Tras una reunión de responsables de la FIA, directores de equipo, los directores ejecutivos de los fabricantes de unidades de potencia y la FOM, la Fórmula 1 anunció este lunes una batería de cambios sobre el reglamento técnico 2026. Las modificaciones llegan tras el análisis de datos recogidos en las tres primeras fechas de la temporada y el feedback directo de los pilotos.
Las medidas serán implementadas a partir del Gran Premio de Miami, previsto para el 3 de mayo, con excepción de los cambios en las largadas, que serán testeados ese mismo fin de semana antes de su aprobación definitiva.
Clasificación: menos ahorro, más ritmo a fondo
En la qualy se busca reducir la gestión extrema de energía y favorecer vueltas más agresivas: Se baja la recarga máxima permitida de 8 MJ a 7 MJ, limitando el “harvesting” excesivo. El tiempo de uso del “superclip” se reduce a entre 2 y 4 segundos por vuelta.

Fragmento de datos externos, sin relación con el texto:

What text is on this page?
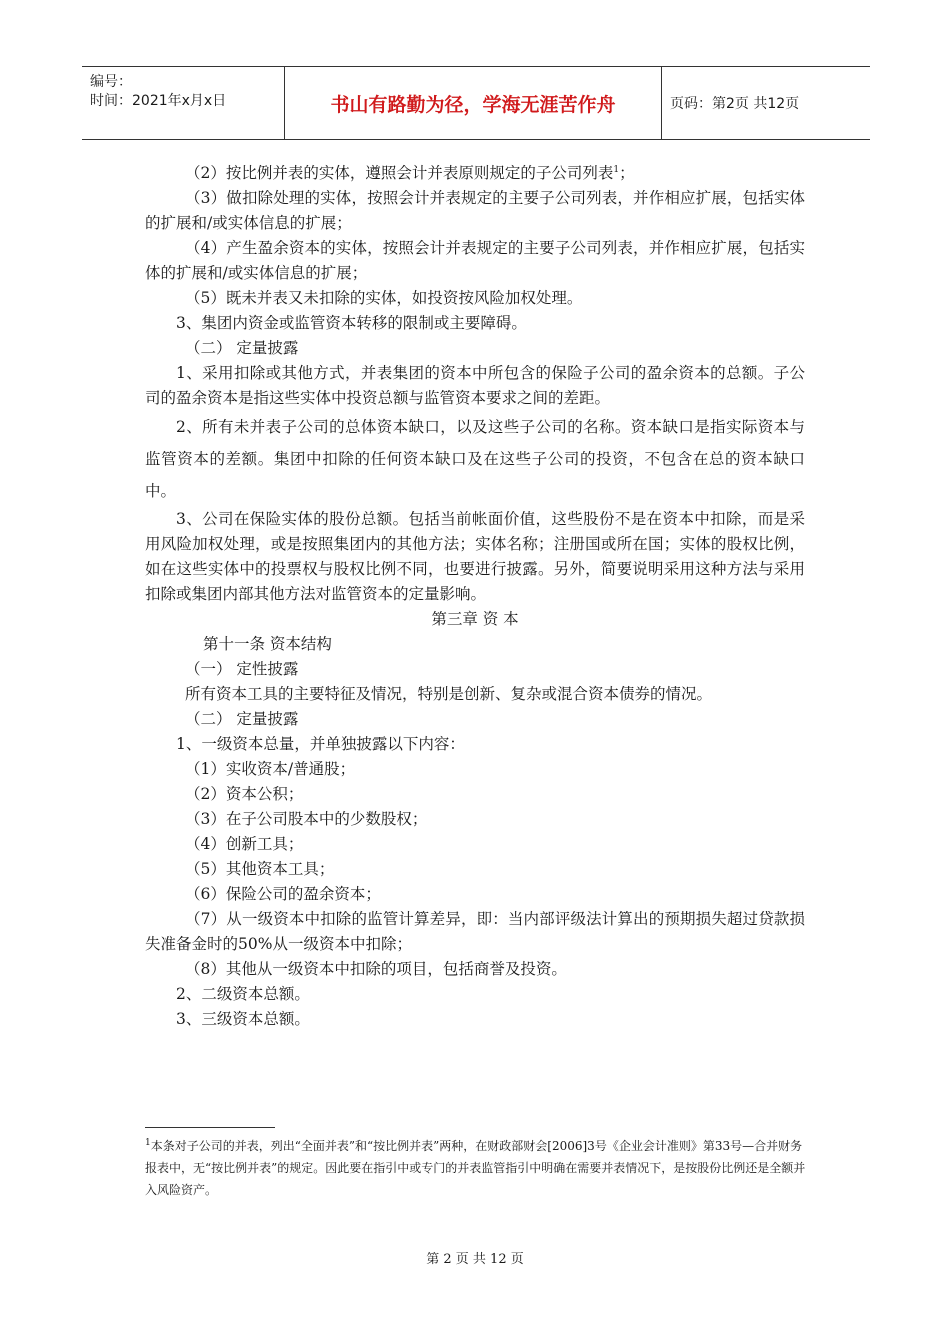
编号：
时间：2021年x月x日	书山有路勤为径，学海无涯苦作舟	页码：第2页 共12页

（2）按比例并表的实体，遵照会计并表原则规定的子公司列表$^1$；

（3）做扣除处理的实体，按照会计并表规定的主要子公司列表，并作相应扩展，包括实体的扩展和/或实体信息的扩展；

（4）产生盈余资本的实体，按照会计并表规定的主要子公司列表，并作相应扩展，包括实体的扩展和/或实体信息的扩展；

（5）既未并表又未扣除的实体，如投资按风险加权处理。

3、集团内资金或监管资本转移的限制或主要障碍。

（二） 定量披露

1、采用扣除或其他方式，并表集团的资本中所包含的保险子公司的盈余资本的总额。子公司的盈余资本是指这些实体中投资总额与监管资本要求之间的差距。

2、所有未并表子公司的总体资本缺口，以及这些子公司的名称。资本缺口是指实际资本与监管资本的差额。集团中扣除的任何资本缺口及在这些子公司的投资，不包含在总的资本缺口中。

3、公司在保险实体的股份总额。包括当前帐面价值，这些股份不是在资本中扣除，而是采用风险加权处理，或是按照集团内的其他方法；实体名称；注册国或所在国；实体的股权比例，如在这些实体中的投票权与股权比例不同，也要进行披露。另外，简要说明采用这种方法与采用扣除或集团内部其他方法对监管资本的定量影响。

第三章 资 本

第十一条 资本结构

（一） 定性披露

所有资本工具的主要特征及情况，特别是创新、复杂或混合资本债券的情况。

（二） 定量披露

1、一级资本总量，并单独披露以下内容：

（1）实收资本/普通股；

（2）资本公积；

（3）在子公司股本中的少数股权；

（4）创新工具；

（5）其他资本工具；

（6）保险公司的盈余资本；

（7）从一级资本中扣除的监管计算差异，即：当内部评级法计算出的预期损失超过贷款损失准备金时的50%从一级资本中扣除；

（8）其他从一级资本中扣除的项目，包括商誉及投资。

2、二级资本总额。

3、三级资本总额。

$^1$本条对子公司的并表，列出“全面并表”和“按比例并表”两种，在财政部财会[2006]3号《企业会计准则》第33号—合并财务报表中，无“按比例并表”的规定。因此要在指引中或专门的并表监管指引中明确在需要并表情况下，是按股份比例还是全额并入风险资产。
第 2 页 共 12 页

La potencia pico del superclip sube de 250 kW a 350 kW, disminuyendo el tiempo de recarga y la carga de trabajo del piloto. Este aumento de potencia también se aplicará en condiciones de carrera.
Se amplía de 8 a 12 la cantidad de carreras con límites energéticos alternativos, adaptando mejor el reglamento a cada circuito.
Carrera: control de potencia y diferencias
En ritmo de carrera, los ajustes apuntan a evitar diferencias bruscas de rendimiento: El Boost queda limitado a un máximo de +150 kW (o al nivel actual del auto si es mayor), reduciendo picos abruptos de potencia.
El MGU-K mantendrá 350 kW en zonas clave de aceleración (salida de curva y adelantamientos), pero se limitará a 250 kW en el resto del circuito.
El objetivo es bajar velocidades de cierre excesivas sin perder oportunidades de sobrepaso.
Largadas: nuevo sistema de seguridad
Se introducen cambios importantes para evitar incidentes en el arranque: Se implementa un sistema de detección de baja potencia que identifica autos con aceleración anormal tras soltar el embrague.
En esos casos, se activará automáticamente el MGU-K para garantizar una aceleración mínima sin otorgar ventaja deportiva.
Se suma una señal visual con luces intermitentes (traseras y laterales) para alertar a los pilotos que vienen detrás.
Además, se reiniciará el contador de energía al inicio de la vuelta de formación, corrigiendo una inconsistencia detectada.
Lluvia: más agarre y visibilidad
También hubo ajustes para condiciones de pista mojada: Se aumenta la temperatura de las mantas térmicas en neumáticos intermedios, mejorando el grip inicial. Se reduce el despliegue máximo del ERS, limitando el torque y facilitando el control del auto en baja adherencia.
Se simplifica el sistema de luces traseras, con señales más claras y consistentes para mejorar la visibilidad.
Estas modificaciones, fruto del trabajo conjunto entre la FIA, equipos, fabricantes y pilotos, serán ahora sometidas a votación electrónica del Consejo Mundial del Deporte Motor antes de su implementación formal. La F1 busca así afinar un reglamento 2026 que ya venía generando debate, con la mira puesta en un equilibrio entre espectáculo, rendimiento y seguridad.